For shorter life, the experimental results show a limited or negligible effect of shot peening.
Bear in mind these considerations, the supposed reason for this limited benefit gotten from shot peening, is that the residual stress field induced by shot peening is not deep enough to remain stable during the fatigue tests.
Thus, it is natural to think of applying some other surface treatment to welded connections of low resistant steels: it is also natural to think of laser peening, an emerging treatment that has been proven to induce much deeper residual stress fields than shot peening in almost all the cases investigated and analysed. In fact, laser peening showed a deeper penetration of residual stresses and a strong increment of fatigue life and fatigue strength was observed in steels and light alloys.

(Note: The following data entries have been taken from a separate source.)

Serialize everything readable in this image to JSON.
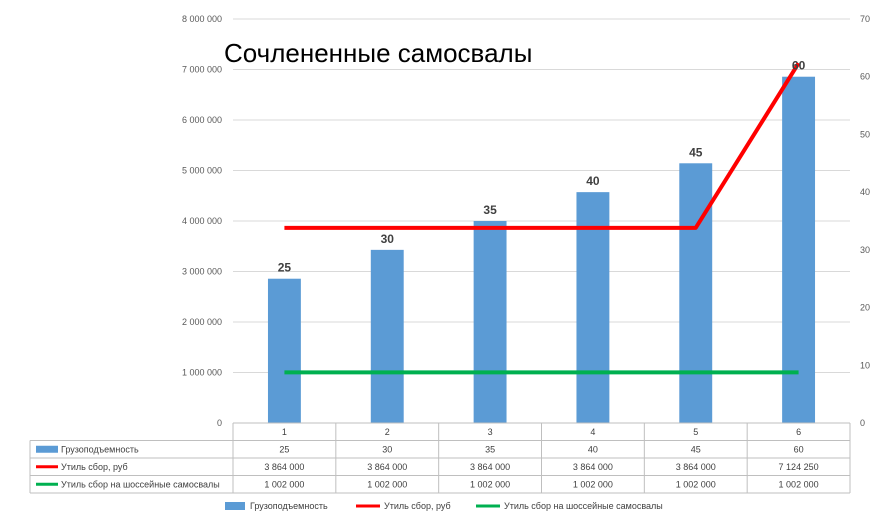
{
  "chart_data": {
    "type": "bar",
    "title": "Сочлененные самосвалы",
    "categories": [
      "1",
      "2",
      "3",
      "4",
      "5",
      "6"
    ],
    "y_left": {
      "range": [
        0,
        8000000
      ],
      "ticks": [
        "0",
        "1 000 000",
        "2 000 000",
        "3 000 000",
        "4 000 000",
        "5 000 000",
        "6 000 000",
        "7 000 000",
        "8 000 000"
      ]
    },
    "y_right": {
      "range": [
        0,
        70
      ],
      "ticks": [
        "0",
        "10",
        "20",
        "30",
        "40",
        "50",
        "60",
        "70"
      ]
    },
    "grid": true,
    "legend_position": "bottom",
    "series": [
      {
        "name": "Грузоподъемность",
        "kind": "bar",
        "axis": "right",
        "color": "#5b9bd5",
        "values": [
          25,
          30,
          35,
          40,
          45,
          60
        ],
        "data_labels": [
          "25",
          "30",
          "35",
          "40",
          "45",
          "60"
        ],
        "table_values": [
          "25",
          "30",
          "35",
          "40",
          "45",
          "60"
        ]
      },
      {
        "name": "Утиль сбор, руб",
        "kind": "line",
        "axis": "left",
        "color": "#ff0000",
        "values": [
          3864000,
          3864000,
          3864000,
          3864000,
          3864000,
          7124250
        ],
        "table_values": [
          "3 864 000",
          "3 864 000",
          "3 864 000",
          "3 864 000",
          "3 864 000",
          "7 124 250"
        ]
      },
      {
        "name": "Утиль сбор на шоссейные самосвалы",
        "kind": "line",
        "axis": "left",
        "color": "#00b050",
        "values": [
          1002000,
          1002000,
          1002000,
          1002000,
          1002000,
          1002000
        ],
        "table_values": [
          "1 002 000",
          "1 002 000",
          "1 002 000",
          "1 002 000",
          "1 002 000",
          "1 002 000"
        ]
      }
    ]
  }
}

If the previous results can be summarized, the consequence is that for high strength materials laser peening seems to be more effective that shot peening, the high cost being the only obstacle to its diffusion.
However, recently, the Society of Automotive Engineers Fatigue Design and Evaluation (SAEFDE) Committee, proposed by SAE, developed research aimed at verifying the real benefits achievable by applying laser peening and comparing it with the improvement of the fatigue behaviour due to traditional shot peening.
Some of the results of this research were discussed at ICF 12 (12th International Conference on Fracture), Ottawa, July 2009. During that conference, some results of the research were presented by R.I. Stephens (University of Iowa). In his speech, Stephens described the tests done on a low carbon SAE 1010 cold rolled steel specimen (UTS = 390 MPa, Yield stress = 350 MPa, elongation = 42%). These latter were thin walled square tubes of 50.8 mm in width and height, 305 mm in length and with a wall thickness of 3.17 mm. A continuous seam weld ran the length of the tubes where the cold rolled tubes were joined together. All the tubular specimens received a transverse center weld bead on the surface adjacent to the seam weld.
Three groups of these specimens were formed (untreated, shot peened and laser peened) and fatigue tested. These latter tests consisted of constant amplitude tests and of variable amplitude tests. The fatigue cycle ratios R selected were R = 0.1 and R = 0.5.
Before the fatigue tests, residual stress measurements confirmed the ability of laser peening in causing a deeper residual stress field.
The results of the constant amplitude fatigue tests show that only when R = 0.1 is laser peening effectively able to improve the fatigue limit and life more than traditional shot peening, while for R = 0.5 shot peening proved to cause a more significant effect of the fatigue strength of the welded specimens. But what is more surprising is that in the case of variable amplitude fatigue tests, laser peening gives a negligible effect in terms of life increment, much less marked than the one caused by shot peening. The authors of the research conclude that in light of the previous results the application of laser peening is not justified bearing in mind the limited improvement of the fatigue behavior got by using the laser peened specimens.
Generally speaking, maybe it is the case that further research should be supported to better understand the action of laser peening that, on the base of the exeprimental results, cannot be related only to the depth of the residual stress field.